Learning to Detect Natural Image Boundaries Using Local Brightness, Color, and Texture Cues
M. Maire, P. Arbelaez, C. Fowlkes, and J. Malik. CVPR 2008.
|Global Pb pdf|
|Feb. 2||Varun/Alyosha||Probability of Boundary Continued
When is object/scene recognition just texture recognition?
|Feb. 4||Alyosha Efros||When is object/scene recognition just texture recognition?
Renninger, L.W. & Malik, J. Vision Research 2004. When is scene recognition just texture recognition?

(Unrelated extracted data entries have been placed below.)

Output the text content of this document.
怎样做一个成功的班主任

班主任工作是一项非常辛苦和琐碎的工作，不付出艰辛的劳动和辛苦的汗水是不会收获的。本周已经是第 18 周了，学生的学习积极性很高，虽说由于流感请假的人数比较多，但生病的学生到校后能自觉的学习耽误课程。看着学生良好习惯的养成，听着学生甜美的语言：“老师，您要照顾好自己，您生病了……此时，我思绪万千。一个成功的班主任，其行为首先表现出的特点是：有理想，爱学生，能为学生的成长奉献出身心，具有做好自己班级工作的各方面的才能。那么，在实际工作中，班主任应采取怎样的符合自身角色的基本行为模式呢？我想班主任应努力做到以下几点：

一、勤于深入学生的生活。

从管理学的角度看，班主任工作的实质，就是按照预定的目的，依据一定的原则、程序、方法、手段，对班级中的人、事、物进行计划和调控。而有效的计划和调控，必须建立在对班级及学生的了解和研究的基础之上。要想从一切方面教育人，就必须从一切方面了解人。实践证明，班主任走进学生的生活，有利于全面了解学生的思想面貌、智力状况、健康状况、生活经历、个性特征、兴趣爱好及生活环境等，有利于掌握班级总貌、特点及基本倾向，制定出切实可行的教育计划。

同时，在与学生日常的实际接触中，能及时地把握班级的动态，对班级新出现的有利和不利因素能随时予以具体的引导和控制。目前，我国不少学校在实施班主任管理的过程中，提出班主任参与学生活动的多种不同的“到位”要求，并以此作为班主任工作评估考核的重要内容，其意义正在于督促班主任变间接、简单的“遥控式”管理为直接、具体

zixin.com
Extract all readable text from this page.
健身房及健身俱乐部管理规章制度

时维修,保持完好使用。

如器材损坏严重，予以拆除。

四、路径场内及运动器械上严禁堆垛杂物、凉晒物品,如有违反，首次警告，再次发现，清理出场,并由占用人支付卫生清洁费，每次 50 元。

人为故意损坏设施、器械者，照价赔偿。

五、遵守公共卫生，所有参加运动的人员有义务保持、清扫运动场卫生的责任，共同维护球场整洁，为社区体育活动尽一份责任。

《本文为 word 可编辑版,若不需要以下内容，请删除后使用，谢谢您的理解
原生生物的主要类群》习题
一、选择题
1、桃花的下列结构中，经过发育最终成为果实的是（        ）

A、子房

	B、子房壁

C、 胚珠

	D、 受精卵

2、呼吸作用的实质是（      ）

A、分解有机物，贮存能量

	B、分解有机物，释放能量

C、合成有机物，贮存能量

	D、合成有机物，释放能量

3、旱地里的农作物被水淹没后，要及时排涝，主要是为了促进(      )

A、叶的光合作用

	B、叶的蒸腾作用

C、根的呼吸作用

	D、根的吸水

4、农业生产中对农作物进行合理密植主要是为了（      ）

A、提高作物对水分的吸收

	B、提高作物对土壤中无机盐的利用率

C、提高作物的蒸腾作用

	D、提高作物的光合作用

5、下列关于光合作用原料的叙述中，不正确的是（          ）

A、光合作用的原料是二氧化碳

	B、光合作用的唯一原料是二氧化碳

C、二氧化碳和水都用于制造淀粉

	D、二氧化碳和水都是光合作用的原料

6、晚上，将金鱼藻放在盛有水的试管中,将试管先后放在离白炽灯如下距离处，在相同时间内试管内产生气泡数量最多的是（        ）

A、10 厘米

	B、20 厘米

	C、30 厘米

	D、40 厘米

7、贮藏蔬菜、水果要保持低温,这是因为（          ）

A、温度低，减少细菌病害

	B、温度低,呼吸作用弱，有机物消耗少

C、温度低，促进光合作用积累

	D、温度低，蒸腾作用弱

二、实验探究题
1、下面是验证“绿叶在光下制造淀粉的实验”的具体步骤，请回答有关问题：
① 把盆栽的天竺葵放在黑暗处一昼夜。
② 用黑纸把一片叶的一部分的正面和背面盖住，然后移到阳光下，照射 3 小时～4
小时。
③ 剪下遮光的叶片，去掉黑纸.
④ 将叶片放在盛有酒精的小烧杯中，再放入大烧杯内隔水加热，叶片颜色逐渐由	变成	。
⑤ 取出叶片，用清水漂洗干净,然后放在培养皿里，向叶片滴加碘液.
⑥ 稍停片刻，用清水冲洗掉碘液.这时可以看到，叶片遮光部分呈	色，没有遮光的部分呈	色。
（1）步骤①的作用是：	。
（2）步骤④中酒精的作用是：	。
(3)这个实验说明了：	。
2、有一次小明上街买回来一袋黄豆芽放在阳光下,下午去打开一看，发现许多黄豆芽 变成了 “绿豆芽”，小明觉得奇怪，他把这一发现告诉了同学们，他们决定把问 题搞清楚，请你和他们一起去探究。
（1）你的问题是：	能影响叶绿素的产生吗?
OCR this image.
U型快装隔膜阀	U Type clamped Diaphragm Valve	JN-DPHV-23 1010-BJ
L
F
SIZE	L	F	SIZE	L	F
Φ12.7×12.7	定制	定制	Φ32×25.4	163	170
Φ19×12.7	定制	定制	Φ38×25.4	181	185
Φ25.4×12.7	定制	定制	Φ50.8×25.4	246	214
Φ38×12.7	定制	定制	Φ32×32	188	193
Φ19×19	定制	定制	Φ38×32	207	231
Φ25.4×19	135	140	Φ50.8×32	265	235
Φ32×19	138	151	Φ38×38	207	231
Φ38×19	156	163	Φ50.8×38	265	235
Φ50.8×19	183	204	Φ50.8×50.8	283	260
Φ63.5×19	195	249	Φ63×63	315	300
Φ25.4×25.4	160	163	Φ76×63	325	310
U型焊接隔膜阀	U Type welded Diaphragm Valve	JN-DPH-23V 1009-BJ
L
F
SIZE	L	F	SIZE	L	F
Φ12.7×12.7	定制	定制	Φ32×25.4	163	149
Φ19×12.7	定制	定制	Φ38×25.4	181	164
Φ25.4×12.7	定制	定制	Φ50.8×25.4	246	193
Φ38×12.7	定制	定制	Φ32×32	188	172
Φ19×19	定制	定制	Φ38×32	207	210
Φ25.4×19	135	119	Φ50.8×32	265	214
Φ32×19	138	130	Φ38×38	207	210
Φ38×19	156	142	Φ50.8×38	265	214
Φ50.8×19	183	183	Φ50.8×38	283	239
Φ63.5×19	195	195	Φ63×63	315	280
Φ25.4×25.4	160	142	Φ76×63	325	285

Csurka, G., Bray, C., Dance, C., and Fan, L. ECCV 2004. Visual categorization with bags of keypoints
Winn, J., Criminisi, A. and Minka, T. ICCV 2005.Object Categorization by Learned Universal Visual Dictionary
|Bag of Words ppt|
|Feb. 9||Dan||TextonBoost Day
TextonBoost: Joint Appearance, Shape and Context Modeling for Multi-Class Object Recognition and Segmentation.
J. Shotton, J. Winn, C. Rother, A. Criminisi. In Proc. ECCV 2006.
(optional) Journal version of TextonBoost
|Feb. 11||Dan/Alyosha||Semantic Texton Forests
Semantic Texton Forests for Image Categorization and Segmentation.
J. Shotton, M. Johnson, R. Cipolla. In Proc. IEEE CVPR 2008.
Semantic Texton Forests implementation
Intro to objects: Geometry vs. Appearance
|(link is above)|
|Feb. 16||James Hays||Large Scale Scene Matching for Graphics and Vision|
|Feb. 18||Alyosha||Appearance makes an appearance: Sliding windows, constellations models, pictorial structures, and more.||Objects and Parts ppt|
|Feb. 23||Edward||Parts-Based Object Recognition
A Discriminatively Trained, Multiscale, Deformable Part Model
P. Felzenszwalb, D. McAllester, D. Ramanan, In Proc. IEEE CVPR 2008.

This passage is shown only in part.